Sob pressão eu havia feito a primeira e única apresentação artística em minha vida. Eu tinha 7 anos, 9 talvez... A memória nos trai. Freud diz que os histéricos sofrem principalmente de reminiscências. Essa lembrança me perseguia até hoje. Éramos 40 crianças dançando em pares. O começo da dança consistia em duas fileiras, uma de frente para a outra. Quando a música tocasse todos teríamos que ir dois passos pra direita, dois para a esquerda, e andaríamos para frente e nos encontraríamos com nossos pares. Eu era a primeira da fila, deveria puxar o movimento. Mas eu vim sem o aplicativo de lateralidade instalado. Nunca sei qual a direita e qual a esquerda. Estávamos nos apresentando numa quadra de esporte do SESI, praticamente um estádio para uma criança. A música começou e eu puxei minha fileira pro lado errado. Resultado: metade me seguiu, metade foi pro lado certo, todos nos trombamos. A música parou. A professora entrou na quadra, ajeitou todo mundo e esperou a música tocar pra me puxar pro lado certo. Só isso ficou na minha memória. Não sei como foi meu desempenho no restante. Simplesmente se apagou. Menos esse fracasso.
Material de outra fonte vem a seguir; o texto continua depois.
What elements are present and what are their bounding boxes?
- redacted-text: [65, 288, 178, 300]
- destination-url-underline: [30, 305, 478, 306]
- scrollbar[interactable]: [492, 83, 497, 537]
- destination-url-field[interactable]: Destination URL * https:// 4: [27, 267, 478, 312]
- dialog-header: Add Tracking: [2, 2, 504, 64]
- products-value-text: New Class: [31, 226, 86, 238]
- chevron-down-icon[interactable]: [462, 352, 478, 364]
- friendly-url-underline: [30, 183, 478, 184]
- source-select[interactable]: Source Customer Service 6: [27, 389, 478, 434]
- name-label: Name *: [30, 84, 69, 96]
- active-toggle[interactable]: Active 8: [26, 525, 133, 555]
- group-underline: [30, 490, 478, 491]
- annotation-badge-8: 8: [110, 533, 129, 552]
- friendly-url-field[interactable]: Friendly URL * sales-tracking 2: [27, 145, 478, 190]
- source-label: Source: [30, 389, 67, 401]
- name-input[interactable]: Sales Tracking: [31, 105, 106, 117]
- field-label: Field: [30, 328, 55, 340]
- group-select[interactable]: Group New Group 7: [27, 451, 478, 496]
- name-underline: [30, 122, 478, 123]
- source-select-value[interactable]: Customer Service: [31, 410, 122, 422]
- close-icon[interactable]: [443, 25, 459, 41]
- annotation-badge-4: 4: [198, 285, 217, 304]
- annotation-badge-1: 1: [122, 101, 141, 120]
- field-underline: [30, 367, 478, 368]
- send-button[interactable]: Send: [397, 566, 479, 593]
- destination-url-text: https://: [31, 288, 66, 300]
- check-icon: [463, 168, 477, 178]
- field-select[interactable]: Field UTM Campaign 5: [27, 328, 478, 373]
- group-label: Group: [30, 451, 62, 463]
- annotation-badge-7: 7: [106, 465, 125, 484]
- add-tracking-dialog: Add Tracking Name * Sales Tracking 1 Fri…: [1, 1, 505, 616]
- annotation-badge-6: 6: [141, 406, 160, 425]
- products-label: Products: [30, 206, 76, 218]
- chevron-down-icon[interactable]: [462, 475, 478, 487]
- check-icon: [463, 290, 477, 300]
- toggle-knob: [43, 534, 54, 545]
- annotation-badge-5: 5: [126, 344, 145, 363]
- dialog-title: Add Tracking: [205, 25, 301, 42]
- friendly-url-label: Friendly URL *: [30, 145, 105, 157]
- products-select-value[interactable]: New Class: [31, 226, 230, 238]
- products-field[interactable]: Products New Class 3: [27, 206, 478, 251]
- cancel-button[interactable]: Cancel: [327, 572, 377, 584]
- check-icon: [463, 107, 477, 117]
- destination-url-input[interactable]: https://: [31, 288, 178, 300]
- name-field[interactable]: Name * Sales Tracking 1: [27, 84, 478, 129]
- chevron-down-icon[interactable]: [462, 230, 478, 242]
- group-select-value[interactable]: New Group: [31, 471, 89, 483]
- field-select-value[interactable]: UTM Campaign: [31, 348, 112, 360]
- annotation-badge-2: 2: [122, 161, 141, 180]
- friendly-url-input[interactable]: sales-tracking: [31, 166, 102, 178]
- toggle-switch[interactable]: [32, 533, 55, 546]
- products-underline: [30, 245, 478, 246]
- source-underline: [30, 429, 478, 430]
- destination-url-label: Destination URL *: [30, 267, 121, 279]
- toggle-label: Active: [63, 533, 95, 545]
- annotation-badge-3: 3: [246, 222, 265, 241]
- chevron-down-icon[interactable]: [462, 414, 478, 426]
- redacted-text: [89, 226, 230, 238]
Poucos sabem, mas Freud começou seus estudos sobre a mente humana como um neurologista. Oliver Sacks conta essa história no livro O Rio da Consciência. Ele diz em determinado trecho que Freud acreditava que "nada era mais fundamental para a formação da identidade do que o poder da memória, nada mais garantia a continuidade de uma pessoa como indivíduo. Mas memórias mudam, e ninguém foi mais sensível que Freud ao potencial reconstrutor da memória, ao fato de que as memórias são trabalhadas e revistas continuamente, e de que sua essência, na verdade, é a recategorização." Em outras palavras significa que a memória vai se rearranjando com o tempo, como se a história da nossa vida fosse sendo reescrita quotidianamente.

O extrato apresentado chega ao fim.